Lord advocate to speak in Aberdeen
The lord advocate, Frank Mulholland QC(pictured), will visit Aberdeen to give a key note speech on access to justice and how it impacts society.
The event, which is being organised by the award-winning Aberdeen Law Project, is expected to attract a capacity audience when it is held on Friday 27 February, at the King’s College Auditorium, University of Aberdeen.
Mr Mulholland will be the fourth headline speaker to address the Aberdeen Law Project in recent years.
Since its formation by then student Ryan Whelan in 2009 the project has welcomed a host of distinguished legal names to the University, including retired deputy president of the Supreme Court Lord Hope, judge of the Supreme Courts of Scotland Lady Dorrian and advocate Gary Allan QC.
Caitlin Hurst, the student director of The Aberdeen Law Project, said: “‘We are thrilled to welcome friend and supporter of the project Frank Mulholland QC back to Aberdeen.
“As the lord advocate Mr Mulholland is uniquely positioned to comment on the access to justice Issues that are currently affecting the people of Scotland.
“The interest that we have already received from lawyers, students and members of the public wishing to attend has been considerable. We look forward to welcoming as many as we can accommodate on the day.”
Mr Mulholland’s career began in 1984 where he worked as a procurator fiscal depute in Greenock. He then went on to the Crown Office as a solicitor in the High Court Unit.
In 1997, Mr Mulholland became the first advocate depute to be appointed from the procurator fiscal service. He was appointed the solicitor general for Scotland in 2007 and was selected by the first minister to act as lord advocate in 2011.
Commenting on his forthcoming visit to Aberdeen, Mr Mulholland said: ”It was while studying at the University of Aberdeen that I became convinced of the importance of everyone having equal access to the Justice system.
“During my time as lord advocate, I have strived to ensure that through our specialist approach to prosecuting crime that victims are reassured they will be dealt with in a professional, caring and sensitive manner.
“We have seen an increase in the number of victims of sexual offences coming forward in recent years.
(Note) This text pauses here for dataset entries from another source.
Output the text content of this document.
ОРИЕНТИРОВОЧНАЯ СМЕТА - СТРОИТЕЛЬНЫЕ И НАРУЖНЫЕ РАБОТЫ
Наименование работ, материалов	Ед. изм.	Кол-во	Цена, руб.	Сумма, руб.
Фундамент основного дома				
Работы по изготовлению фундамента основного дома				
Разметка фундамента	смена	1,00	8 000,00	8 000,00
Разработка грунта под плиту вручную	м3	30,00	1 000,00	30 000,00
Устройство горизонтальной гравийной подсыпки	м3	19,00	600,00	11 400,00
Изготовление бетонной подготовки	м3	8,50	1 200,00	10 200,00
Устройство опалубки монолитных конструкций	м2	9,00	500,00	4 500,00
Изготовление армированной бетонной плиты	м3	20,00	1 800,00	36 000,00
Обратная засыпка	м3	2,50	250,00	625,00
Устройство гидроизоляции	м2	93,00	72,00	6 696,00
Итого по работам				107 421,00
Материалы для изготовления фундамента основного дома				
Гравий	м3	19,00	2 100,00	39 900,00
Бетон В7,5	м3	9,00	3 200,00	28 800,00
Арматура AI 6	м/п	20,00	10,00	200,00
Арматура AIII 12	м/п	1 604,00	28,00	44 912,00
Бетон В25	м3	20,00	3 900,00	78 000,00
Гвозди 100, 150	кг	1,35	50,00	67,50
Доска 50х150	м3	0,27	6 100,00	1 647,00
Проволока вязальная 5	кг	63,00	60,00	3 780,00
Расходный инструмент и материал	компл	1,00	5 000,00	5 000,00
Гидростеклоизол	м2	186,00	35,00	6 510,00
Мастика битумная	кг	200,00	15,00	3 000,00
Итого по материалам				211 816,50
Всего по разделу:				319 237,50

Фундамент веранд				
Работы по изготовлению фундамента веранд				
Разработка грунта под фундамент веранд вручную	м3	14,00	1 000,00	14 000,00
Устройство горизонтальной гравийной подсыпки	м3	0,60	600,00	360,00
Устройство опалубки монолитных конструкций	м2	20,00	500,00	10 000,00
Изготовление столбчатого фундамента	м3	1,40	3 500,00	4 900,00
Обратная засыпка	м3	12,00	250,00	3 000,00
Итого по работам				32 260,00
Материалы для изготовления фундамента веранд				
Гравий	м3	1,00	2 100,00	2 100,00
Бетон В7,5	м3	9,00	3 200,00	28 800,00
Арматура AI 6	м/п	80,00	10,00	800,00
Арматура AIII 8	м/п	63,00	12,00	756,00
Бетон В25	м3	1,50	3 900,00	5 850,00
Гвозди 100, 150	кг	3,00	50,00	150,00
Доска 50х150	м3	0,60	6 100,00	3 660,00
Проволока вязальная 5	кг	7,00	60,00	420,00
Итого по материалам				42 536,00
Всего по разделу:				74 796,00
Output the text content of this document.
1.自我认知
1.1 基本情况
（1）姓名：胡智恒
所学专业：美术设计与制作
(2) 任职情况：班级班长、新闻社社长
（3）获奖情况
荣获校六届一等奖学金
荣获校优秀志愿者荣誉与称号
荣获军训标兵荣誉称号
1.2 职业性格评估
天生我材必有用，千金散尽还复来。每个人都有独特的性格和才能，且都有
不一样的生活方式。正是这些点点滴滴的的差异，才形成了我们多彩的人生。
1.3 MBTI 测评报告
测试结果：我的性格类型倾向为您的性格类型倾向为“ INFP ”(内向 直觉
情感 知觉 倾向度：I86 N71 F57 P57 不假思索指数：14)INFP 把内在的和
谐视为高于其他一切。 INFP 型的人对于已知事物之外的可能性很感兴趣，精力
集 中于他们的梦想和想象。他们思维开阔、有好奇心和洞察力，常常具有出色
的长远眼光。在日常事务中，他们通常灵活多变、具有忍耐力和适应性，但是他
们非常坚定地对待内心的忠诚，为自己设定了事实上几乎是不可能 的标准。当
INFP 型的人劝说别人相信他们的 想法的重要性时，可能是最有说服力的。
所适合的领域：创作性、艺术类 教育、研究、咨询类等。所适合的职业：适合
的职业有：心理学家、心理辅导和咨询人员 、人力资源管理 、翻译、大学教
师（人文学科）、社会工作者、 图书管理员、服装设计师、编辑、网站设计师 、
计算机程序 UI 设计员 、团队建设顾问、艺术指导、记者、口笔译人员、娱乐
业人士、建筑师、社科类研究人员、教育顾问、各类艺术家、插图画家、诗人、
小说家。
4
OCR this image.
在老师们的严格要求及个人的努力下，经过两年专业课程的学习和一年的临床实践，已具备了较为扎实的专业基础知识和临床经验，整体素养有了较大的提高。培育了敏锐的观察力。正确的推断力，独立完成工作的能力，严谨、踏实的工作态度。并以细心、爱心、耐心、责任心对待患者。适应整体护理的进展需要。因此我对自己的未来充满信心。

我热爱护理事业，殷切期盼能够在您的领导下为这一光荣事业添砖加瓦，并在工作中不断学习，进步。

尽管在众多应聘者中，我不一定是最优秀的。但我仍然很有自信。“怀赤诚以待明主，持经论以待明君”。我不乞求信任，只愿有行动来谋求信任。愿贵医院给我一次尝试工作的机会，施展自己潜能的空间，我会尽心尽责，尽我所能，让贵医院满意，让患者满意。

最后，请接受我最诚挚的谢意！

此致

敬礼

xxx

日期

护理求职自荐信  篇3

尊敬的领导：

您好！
We have also appealed to those who have suffered hate crimes based on religion, prejudice and disability to report offences so that we can prosecute them and send a strong signal that they will not be tolerated in a modern Scotland.
“And I have been particularly proud of the work of our cold case unit. In the last year it has delivered justice for the families of Helen Scott and Christine Eadie who were murdered after a night out in Edinburgh, brought the killer of Greenock teenager Elaine Doyle to justice and helped bring resolution to the disappearance of schoolgirl Moira Anderson who disappeared more than fifty years ago.
“This work has shown that in Scotland Justice has no sell by date.”